On a Fox News segment covering the devastation caused by Hurricane Florence in the Carolinas, and in particular, the deaths of more than 30 people, the question was asked, "Where is God in a hurricane?"
Father John Morris, a Fox News religion contributor, spoke about the hopelessness religious people may feel during horrible situations like the hurricane.
He tried to offer advice? I guess? If you ask me, he did a pretty poor job of it. But then again, I went to the trouble of studying the last 2,000+ years of progress we have made in science and philosophy.
He said that a hurricane “is a time in which we can become better people and focus on our relationship with God and our purpose for existing or else we can become bitter and we can just lose all hope.”
Then Morris was specifically asked about this story regarding a mother and her baby who were killed when the hurricane toppled a tree onto their home. The story drew a lot of attention when photos of firefighters praying for the dead mother and child were shared on social media and in the news. After being asked about this story, Morris, if you ask me, really started to go off the rails.

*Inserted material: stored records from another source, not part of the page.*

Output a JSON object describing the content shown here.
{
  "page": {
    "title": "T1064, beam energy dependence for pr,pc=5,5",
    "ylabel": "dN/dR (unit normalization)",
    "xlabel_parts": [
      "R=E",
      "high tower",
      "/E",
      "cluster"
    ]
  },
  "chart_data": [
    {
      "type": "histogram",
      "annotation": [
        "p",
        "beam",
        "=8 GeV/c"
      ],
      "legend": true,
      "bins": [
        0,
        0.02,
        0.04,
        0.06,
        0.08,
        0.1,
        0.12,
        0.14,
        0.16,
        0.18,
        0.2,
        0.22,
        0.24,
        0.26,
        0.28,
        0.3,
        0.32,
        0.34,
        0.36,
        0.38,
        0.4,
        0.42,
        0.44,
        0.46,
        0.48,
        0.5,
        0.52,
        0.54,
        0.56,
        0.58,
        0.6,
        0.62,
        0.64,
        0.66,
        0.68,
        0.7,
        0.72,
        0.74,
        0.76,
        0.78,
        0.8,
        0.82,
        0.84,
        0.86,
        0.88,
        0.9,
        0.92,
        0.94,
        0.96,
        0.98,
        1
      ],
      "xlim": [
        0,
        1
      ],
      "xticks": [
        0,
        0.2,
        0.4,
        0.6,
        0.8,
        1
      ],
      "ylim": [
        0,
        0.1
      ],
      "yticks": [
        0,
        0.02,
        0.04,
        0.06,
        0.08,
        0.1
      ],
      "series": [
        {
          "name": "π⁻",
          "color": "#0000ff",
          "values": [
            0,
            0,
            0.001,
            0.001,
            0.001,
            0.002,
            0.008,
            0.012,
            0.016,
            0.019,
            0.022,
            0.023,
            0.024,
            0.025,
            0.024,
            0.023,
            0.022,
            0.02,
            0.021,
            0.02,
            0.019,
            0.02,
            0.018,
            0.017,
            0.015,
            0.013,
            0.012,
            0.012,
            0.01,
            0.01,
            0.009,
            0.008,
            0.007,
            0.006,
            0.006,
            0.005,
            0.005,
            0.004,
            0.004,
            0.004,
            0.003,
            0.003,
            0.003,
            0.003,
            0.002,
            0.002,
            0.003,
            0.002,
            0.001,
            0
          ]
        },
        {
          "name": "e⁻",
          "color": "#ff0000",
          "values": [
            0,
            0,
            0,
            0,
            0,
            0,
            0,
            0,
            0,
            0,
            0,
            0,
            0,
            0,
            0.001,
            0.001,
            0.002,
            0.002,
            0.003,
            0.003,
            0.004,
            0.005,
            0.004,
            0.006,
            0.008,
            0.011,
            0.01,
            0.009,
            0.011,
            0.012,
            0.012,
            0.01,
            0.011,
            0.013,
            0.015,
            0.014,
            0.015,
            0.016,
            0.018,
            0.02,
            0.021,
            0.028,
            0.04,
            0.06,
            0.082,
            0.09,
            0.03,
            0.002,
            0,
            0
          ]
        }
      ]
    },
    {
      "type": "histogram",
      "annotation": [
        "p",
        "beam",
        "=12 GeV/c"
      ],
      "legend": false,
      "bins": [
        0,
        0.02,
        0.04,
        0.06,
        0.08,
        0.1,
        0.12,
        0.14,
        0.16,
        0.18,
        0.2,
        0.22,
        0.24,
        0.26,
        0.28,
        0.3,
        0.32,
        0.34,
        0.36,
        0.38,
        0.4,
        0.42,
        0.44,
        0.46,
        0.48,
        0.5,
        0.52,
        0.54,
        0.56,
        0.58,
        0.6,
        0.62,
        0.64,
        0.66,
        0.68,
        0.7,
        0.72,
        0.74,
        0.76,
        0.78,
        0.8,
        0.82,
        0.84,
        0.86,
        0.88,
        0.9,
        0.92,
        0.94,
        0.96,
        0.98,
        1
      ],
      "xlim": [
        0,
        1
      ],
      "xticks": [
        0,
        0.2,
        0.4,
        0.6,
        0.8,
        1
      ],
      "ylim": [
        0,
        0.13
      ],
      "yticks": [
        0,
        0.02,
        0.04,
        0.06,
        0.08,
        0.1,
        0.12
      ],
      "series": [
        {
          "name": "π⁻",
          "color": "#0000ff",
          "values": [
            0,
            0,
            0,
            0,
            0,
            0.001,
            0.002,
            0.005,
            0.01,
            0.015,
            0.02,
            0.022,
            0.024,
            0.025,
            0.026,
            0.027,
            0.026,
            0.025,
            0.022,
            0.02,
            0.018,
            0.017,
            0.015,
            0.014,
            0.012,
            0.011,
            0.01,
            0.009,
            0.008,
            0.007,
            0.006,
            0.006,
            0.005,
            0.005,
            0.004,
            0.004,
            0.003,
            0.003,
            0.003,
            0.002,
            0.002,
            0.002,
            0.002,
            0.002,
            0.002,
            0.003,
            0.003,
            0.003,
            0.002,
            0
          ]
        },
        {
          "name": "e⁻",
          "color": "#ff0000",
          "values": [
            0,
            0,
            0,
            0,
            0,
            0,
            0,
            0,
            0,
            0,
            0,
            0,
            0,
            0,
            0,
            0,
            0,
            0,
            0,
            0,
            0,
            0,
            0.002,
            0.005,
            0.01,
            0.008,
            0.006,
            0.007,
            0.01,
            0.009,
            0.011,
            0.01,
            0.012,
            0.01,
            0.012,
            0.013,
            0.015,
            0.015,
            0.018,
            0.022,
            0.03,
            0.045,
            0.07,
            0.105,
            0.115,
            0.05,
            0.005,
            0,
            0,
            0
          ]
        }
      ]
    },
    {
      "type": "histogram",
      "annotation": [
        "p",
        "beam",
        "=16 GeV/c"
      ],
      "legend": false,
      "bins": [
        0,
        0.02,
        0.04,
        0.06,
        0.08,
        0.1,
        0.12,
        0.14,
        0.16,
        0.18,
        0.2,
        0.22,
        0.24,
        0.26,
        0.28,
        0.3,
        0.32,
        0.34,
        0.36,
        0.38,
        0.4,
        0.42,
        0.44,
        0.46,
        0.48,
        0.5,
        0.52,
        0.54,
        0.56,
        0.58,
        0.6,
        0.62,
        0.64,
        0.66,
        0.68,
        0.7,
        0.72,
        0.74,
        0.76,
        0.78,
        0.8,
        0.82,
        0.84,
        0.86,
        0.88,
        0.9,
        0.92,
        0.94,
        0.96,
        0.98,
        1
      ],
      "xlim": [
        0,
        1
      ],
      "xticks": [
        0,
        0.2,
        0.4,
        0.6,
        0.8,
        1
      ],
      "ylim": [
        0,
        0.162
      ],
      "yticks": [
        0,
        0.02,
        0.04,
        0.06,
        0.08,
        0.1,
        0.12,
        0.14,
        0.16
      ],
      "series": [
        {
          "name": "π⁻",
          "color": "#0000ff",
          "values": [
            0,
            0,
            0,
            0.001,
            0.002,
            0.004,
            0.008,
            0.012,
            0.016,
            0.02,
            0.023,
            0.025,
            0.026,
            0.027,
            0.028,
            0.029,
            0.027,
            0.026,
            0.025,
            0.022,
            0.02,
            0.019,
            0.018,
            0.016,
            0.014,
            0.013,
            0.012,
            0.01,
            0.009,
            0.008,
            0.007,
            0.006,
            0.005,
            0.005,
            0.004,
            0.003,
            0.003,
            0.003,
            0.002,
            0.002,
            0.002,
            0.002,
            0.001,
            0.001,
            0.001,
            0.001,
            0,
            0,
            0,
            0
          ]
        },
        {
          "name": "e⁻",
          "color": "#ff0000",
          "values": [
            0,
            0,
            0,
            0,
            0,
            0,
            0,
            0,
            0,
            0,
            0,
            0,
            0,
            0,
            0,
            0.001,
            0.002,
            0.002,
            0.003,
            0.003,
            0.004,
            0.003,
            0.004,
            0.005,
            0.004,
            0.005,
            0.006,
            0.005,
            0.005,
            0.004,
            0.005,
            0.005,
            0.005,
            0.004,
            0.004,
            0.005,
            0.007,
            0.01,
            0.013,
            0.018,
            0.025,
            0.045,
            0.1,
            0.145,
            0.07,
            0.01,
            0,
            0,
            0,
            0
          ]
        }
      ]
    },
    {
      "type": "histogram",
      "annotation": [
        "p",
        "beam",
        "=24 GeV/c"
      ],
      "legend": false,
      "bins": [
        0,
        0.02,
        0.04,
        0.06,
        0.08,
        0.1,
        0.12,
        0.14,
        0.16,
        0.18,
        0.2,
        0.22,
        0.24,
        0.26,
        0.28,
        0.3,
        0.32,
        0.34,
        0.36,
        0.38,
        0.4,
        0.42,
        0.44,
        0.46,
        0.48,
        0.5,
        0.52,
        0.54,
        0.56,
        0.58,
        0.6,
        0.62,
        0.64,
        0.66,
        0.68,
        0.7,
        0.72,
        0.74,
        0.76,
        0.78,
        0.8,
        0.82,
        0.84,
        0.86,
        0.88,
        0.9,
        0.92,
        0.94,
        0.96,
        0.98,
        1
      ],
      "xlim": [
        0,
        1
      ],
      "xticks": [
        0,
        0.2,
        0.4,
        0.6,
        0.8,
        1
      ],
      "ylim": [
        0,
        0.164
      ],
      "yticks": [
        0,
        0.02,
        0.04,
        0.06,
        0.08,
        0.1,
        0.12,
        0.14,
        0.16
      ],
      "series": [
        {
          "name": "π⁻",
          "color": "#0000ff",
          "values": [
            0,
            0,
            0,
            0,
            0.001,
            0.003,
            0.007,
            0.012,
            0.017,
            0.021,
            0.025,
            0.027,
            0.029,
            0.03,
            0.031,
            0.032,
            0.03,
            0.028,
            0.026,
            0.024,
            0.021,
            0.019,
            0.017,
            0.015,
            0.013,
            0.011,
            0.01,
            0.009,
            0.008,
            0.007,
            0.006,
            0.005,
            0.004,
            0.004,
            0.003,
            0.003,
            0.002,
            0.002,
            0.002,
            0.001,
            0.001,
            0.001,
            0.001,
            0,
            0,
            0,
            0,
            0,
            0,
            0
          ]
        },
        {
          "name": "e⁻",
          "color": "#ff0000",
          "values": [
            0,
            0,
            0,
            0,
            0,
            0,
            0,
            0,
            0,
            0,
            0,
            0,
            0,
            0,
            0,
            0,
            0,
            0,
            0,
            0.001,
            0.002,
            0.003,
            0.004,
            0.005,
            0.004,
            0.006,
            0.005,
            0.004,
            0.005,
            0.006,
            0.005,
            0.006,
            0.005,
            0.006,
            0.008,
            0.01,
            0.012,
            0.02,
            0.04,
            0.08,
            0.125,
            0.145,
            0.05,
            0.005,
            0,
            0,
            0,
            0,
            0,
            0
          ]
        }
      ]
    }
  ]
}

Morris said, "Look at those firefighters, tough guys, who are absolutely helpless in a situation that they're looking at right now."
"I believe there is meaning, I believe there is life after death, I believe there is salvation, redemption, offered to us if we accept that," he somewhat awkwardly continued. "And of course, innocent... innocent life like this, a child, we can have great confidence that God will have great mercy, that there is life after death."
So, God's plan was to kill this little baby and her mother. And that PROVES there is life after death, because that is why God killed them with this storm.
This cornucopia of special pleading and begging the question would be laughable if it was not so prevalent among so many religious people today. I continue to get hate-mail/angry comments from people who try to come at me with what they think are great arguments, but are just riddled with logical fallacies like this.
Terrible things can happen to people who we would otherwise think do not deserve it. That is the natural world we live in. There is no divine providence, no ordained fate, no holy decree, and the sooner we can come to terms with that, the better. The only thing we can do to make the world a better place is to come together, with one another, and strive for a better life for everyone.